17 You hate my instruction
and cast my words behind you.
18 When you see a thief, you join with him;
you throw in your lot with adulterers.
19 You use your mouth for evil
and harness your tongue to deceit.
20 You sit and testify against your brother
and slander your own mother’s son.
21 When you did these things and I kept silent,
you thought I was exactly like you.
But I now arraign you
and set my accusations before you.
22 “Consider this, you who forget God,
or I will tear you to pieces, with no one to rescue you:
23 Those who sacrifice thank offerings honor me,
and to the blamelessI will show my salvation.”

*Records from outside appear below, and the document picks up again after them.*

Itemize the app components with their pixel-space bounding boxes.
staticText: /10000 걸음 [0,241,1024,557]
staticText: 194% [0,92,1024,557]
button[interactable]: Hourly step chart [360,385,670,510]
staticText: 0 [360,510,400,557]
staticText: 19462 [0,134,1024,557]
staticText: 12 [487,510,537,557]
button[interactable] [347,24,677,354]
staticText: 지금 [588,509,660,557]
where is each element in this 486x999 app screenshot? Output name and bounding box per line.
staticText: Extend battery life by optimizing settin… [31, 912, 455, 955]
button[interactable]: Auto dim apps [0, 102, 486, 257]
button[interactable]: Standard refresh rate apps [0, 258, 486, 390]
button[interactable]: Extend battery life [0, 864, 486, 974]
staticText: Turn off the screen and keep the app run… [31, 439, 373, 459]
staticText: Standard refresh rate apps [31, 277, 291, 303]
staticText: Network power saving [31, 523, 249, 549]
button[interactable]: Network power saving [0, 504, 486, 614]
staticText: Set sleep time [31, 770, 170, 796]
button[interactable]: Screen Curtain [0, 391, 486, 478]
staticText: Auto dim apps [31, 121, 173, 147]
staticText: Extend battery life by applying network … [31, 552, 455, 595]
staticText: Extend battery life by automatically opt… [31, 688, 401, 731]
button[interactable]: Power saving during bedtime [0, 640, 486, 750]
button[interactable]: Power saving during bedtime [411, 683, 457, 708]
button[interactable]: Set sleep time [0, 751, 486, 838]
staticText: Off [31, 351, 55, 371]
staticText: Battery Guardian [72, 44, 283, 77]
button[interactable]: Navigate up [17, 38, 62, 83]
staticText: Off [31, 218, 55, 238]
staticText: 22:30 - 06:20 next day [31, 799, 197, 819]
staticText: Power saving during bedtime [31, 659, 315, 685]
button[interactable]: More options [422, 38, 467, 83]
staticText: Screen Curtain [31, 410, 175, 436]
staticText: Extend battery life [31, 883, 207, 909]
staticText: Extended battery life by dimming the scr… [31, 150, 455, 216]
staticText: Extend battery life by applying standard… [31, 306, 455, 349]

Many times we do things, thinking that by it we are pleasing God. But really, what He desires, we do not do. If you ask me whether I want to know God, I’d raptly reply yes. Yet with hundreds of books I’ve read, the words of God was the one book I started and not finished. Tens of thousands of pages I’ve read, yet not couple hundred pages of the Bible. Sure I delight in His instruction. I delight in the superiority of the moral standard it entails. Yet I do not feel compel to ingrain it in my life. Yes through Christ we have salvation. But to be born again entails death to the old and birthing of the new. Even then I hold on to the past, I have things that I cannot let go. Dark places in the heart that I wish not it be seen. We can keep on waiting and waiting, asking God to change us, yet we move not. We do a lot of things in church, thinking that it pleases God. And when He is silent, we take it for approval. And overtime, we made God in our image. If we feel He is distant, it is because we are distant. We can wait and wait, and keep asking for God to change us. But if we don’t do our part, He cannot do His. For in surrendering, we are not asking to become puppets, but our will becomes a sail, gently guided by His breath. When the songs we sing, become the meditation of our hearts. When the vows we make, becomes a reality. When the words we say, become genuine praises of thanksgiving. We will have been different. Reaching on to perfection. Full of righteousness and truth. The road is hard, and the path is tough. For we wage war against ourselves, against everything we’ve ever known, everything we’ve ever been accustomed to. But we are not alone. If God is with us, who can be against us. So I continue to press on. I stumble. I fall. I stand up again. I will not stop until I run to the finish line. And there to see Him face to face and there to hear Him say, well done.